As for 1/1,000,000,000....you can surely take that as a well researched and statistically accurate probability if you want. Or you can take it as it was obviously intended....to represent "highly unlikely".


Nice deflection Blue but the same could have happened with a Glock, XD or any other semi-auto. What I was addressing was your statement about putting one of your thumbs on the back of the slide to keep it in battery while pressing it into ones target..

As to the "highly unlikely" I can give you a few more examples of confrontations that ended up with contact shots..so it is far from highly unlikely...it isn't even rare...it is quite common.

Bob


What deflection?

Somebody said that pistols can be taken out of battery if the muzzle end of the slide is pressed against something. I said that it can be overcome by putting pressure against the back of the slide with your firing hand thumb. Which is absolutely true.

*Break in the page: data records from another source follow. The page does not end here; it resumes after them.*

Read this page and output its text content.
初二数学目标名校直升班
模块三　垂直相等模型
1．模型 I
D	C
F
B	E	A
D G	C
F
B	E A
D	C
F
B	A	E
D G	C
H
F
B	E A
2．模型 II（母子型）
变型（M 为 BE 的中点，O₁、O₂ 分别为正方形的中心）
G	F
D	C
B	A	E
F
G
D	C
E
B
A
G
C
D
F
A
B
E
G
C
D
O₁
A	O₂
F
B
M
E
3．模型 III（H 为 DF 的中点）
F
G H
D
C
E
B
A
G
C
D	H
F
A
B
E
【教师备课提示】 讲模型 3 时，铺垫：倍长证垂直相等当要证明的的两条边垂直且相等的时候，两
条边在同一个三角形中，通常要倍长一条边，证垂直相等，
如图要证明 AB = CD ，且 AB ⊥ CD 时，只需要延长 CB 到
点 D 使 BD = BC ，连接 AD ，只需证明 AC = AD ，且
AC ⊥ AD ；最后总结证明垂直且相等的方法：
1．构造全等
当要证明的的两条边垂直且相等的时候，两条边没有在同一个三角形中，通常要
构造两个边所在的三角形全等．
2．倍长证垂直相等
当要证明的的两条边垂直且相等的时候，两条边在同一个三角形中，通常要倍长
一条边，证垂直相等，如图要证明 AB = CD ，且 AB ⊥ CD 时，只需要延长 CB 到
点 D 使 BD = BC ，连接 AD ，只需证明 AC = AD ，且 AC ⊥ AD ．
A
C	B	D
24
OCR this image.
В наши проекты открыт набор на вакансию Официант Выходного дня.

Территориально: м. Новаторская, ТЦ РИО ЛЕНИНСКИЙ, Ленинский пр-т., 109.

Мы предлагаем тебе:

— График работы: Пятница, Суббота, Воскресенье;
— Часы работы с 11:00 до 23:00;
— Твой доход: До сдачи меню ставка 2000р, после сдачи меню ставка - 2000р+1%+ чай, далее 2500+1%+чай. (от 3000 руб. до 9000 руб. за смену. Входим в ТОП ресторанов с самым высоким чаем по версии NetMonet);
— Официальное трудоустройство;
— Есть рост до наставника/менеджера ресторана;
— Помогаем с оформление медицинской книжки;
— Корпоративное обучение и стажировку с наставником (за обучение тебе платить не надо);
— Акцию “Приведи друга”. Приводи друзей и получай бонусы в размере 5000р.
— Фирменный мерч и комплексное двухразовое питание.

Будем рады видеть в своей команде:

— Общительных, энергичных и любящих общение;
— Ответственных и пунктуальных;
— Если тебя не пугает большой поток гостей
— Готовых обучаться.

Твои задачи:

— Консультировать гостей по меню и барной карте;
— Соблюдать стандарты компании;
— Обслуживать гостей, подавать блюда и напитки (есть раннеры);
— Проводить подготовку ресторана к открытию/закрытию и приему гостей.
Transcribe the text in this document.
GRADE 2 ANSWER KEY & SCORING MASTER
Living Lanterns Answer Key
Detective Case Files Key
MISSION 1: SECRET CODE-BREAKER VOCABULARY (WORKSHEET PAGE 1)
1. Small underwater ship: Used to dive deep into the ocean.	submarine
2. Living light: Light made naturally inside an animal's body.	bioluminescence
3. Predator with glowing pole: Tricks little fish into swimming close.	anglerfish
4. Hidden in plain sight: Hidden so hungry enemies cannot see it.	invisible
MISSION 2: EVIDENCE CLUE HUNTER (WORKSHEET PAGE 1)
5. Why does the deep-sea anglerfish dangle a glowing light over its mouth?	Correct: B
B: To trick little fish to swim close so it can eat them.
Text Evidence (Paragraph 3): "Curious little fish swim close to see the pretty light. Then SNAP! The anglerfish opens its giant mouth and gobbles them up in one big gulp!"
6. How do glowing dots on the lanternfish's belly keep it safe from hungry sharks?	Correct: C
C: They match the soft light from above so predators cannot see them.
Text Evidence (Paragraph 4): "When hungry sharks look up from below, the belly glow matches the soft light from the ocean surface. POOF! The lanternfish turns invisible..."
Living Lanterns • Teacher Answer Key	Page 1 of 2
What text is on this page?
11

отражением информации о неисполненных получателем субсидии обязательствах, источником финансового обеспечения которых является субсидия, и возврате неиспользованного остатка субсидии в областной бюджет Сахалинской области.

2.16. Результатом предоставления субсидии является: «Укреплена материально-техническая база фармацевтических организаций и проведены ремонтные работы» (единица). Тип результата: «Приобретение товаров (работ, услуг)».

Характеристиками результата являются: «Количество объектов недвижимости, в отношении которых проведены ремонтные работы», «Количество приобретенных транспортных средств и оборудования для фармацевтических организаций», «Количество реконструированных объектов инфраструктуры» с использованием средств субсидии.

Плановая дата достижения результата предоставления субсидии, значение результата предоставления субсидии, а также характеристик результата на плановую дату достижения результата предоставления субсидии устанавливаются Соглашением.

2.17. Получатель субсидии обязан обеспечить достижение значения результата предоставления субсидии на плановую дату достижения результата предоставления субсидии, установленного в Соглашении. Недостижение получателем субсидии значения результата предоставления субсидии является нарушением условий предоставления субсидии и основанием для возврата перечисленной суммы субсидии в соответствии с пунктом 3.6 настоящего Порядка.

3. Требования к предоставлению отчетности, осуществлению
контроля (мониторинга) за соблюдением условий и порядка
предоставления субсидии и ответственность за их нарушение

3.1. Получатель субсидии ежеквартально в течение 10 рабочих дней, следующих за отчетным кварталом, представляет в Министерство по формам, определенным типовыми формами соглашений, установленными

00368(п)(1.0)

I've never killed a man that way but I've rolled full contact on the concrete enough in training (and been able to do it), and fired enough rounds against hard targets using the method, to convince me that it's a valid tactic.

Then you went off on diatribe about how you and your buddy were in a situation were you didn't use the tactic and your buddy didn't think he could. Which are both true too, I'm sure. But that does nothing to prove that it's not a valid tactic or not something to be considered. If you don't like it fine. If you don't think anyone can ever do it just because you couldn't, that's absurd.

And again (and I'll type real slow)....I never said that contact shots were highly unlikely. I said that having to use that particular tactic was highly unlikely. There are lots of ways to skin a cat and applying pressure to the back of the slide is just one of them. The fact that you think contact shots are "quite common" and yet believe that a thumb-on-the-back-of-the-slide method isn't feasible PROVES that the thumb-on-the-back-of-the-slide method is, in fact, highly unlikely as the ONLY way to resolve the problem.